Fit the scikit-learn transformer to the data.

Parameters

x : DashAIDataset
The input dataset to fit the transformer on.
y : DashAIDataset, optional
Target values for supervised transformers. Defaults to None.

Returns

BaseConverter
The fitted transformer instance (self).

get_metadata(cls) -> 'Dict[str, Any]'

Defined on BaseConverter

Get metadata for the converter, used by the DashAI frontend.

Parameters

cls : type
The converter class (injected automatically by Python for classmethods).

Returns

Dict[str, Any]
Dictionary containing display name, short description, image preview path, category, icon, color, and whether the converter is supervised.

get_schema(cls) -> dict

Defined on ConfigObject

Generates the component related Json Schema.

Returns

dict
Dictionary representing the Json Schema of the component.
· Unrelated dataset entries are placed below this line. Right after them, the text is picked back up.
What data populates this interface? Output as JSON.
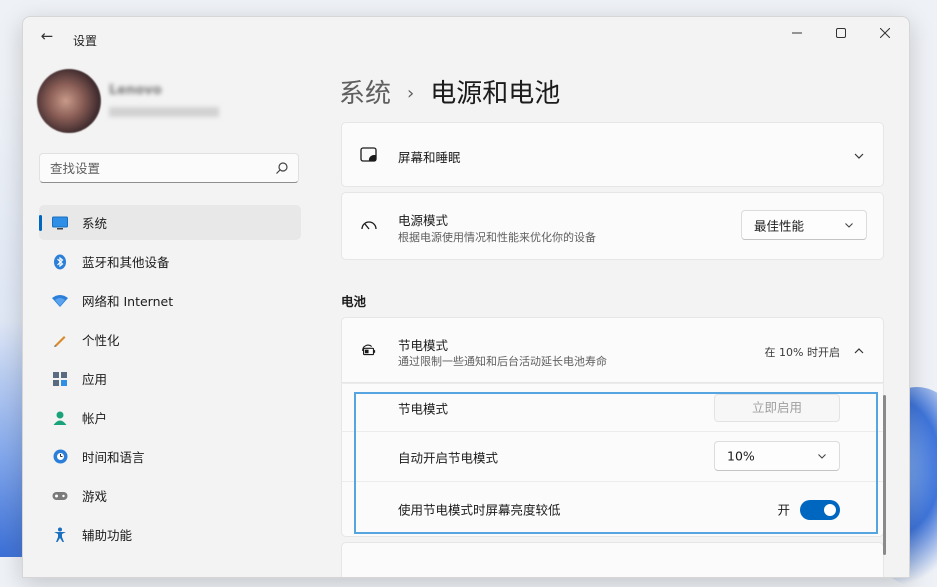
{
  "window": {
    "title": "设置"
  },
  "user": {
    "name": "Lenovo",
    "email": ""
  },
  "search": {
    "placeholder": "查找设置"
  },
  "sidebar": {
    "items": [
      {
        "label": "系统",
        "icon": "monitor-icon",
        "selected": true
      },
      {
        "label": "蓝牙和其他设备",
        "icon": "bluetooth-icon"
      },
      {
        "label": "网络和 Internet",
        "icon": "wifi-icon"
      },
      {
        "label": "个性化",
        "icon": "pen-icon"
      },
      {
        "label": "应用",
        "icon": "apps-icon"
      },
      {
        "label": "帐户",
        "icon": "person-icon"
      },
      {
        "label": "时间和语言",
        "icon": "globe-clock-icon"
      },
      {
        "label": "游戏",
        "icon": "gamepad-icon"
      },
      {
        "label": "辅助功能",
        "icon": "accessibility-icon"
      }
    ]
  },
  "breadcrumb": {
    "parent": "系统",
    "separator": "›",
    "current": "电源和电池"
  },
  "screen_sleep": {
    "title": "屏幕和睡眠"
  },
  "power_mode": {
    "title": "电源模式",
    "subtitle": "根据电源使用情况和性能来优化你的设备",
    "value": "最佳性能"
  },
  "battery_section": {
    "label": "电池"
  },
  "battery_saver": {
    "title": "节电模式",
    "subtitle": "通过限制一些通知和后台活动延长电池寿命",
    "status": "在 10% 时开启",
    "row_saver_label": "节电模式",
    "turn_on_now": "立即启用",
    "auto_label": "自动开启节电模式",
    "auto_value": "10%",
    "dim_label": "使用节电模式时屏幕亮度较低",
    "dim_state": "开",
    "dim_on": true
  },
  "colors": {
    "accent": "#0067c0",
    "highlight_box": "#56a4e0"
  }
}
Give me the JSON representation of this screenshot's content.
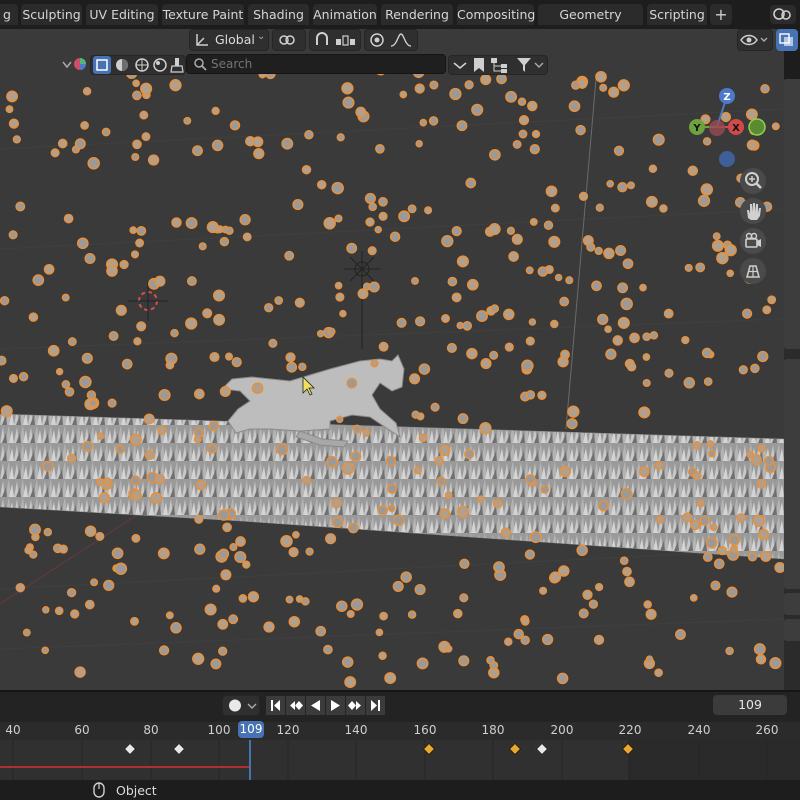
{
  "workspace_tabs": [
    "g",
    "Sculpting",
    "UV Editing",
    "Texture Paint",
    "Shading",
    "Animation",
    "Rendering",
    "Compositing",
    "Geometry Nodes",
    "Scripting"
  ],
  "add_workspace_label": "+",
  "viewport_header": {
    "transform_orientation": "Global",
    "search_placeholder": "Search"
  },
  "gizmo": {
    "z_label": "Z",
    "y_label": "Y",
    "x_label": "X"
  },
  "timeline": {
    "current_frame": "109",
    "ruler_ticks": [
      "40",
      "60",
      "80",
      "100",
      "120",
      "140",
      "160",
      "180",
      "200",
      "220",
      "240",
      "260"
    ],
    "current_frame_label": "109"
  },
  "statusbar": {
    "mode_label": "Object"
  },
  "colors": {
    "accent_blue": "#4772b3",
    "selection_orange": "#e8903a",
    "keyframe_white": "#e8e8e8",
    "keyframe_orange": "#e8a830"
  },
  "icons": [
    "orientation-icon",
    "snap-icon",
    "proportional-icon",
    "overlay-icon",
    "gizmo-icon",
    "zoom-icon",
    "hand-icon",
    "camera-icon",
    "grid-icon",
    "filter-icon"
  ]
}
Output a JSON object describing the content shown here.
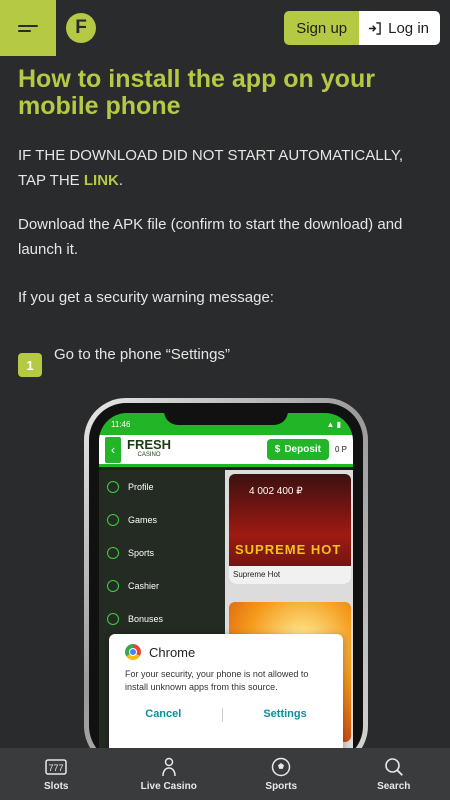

transform(self, x: 'DashAIDataset', y: Optional[ForwardRef('DashAIDataset')] = None) -> 'DashAIDataset'

Defined on SklearnWrapper

Transform the data using the fitted scikit-learn transformer.

Parameters

x : DashAIDataset
The input dataset to transform.
y : DashAIDataset, optional
Not used. Present for API consistency. Defaults to None.

Returns

DashAIDataset
The transformed dataset with updated DashAI column types.

validate_and_transform(self, raw_data: dict) -> dict

Defined on ConfigObject

It takes the data given by the user to initialize the model and returns it with all the objects that the model needs to work.

Parameters

raw_data : dict
A dictionary with the data provided by the user to initialize the model.

Returns

dict
A validated dictionary with the necessary objects.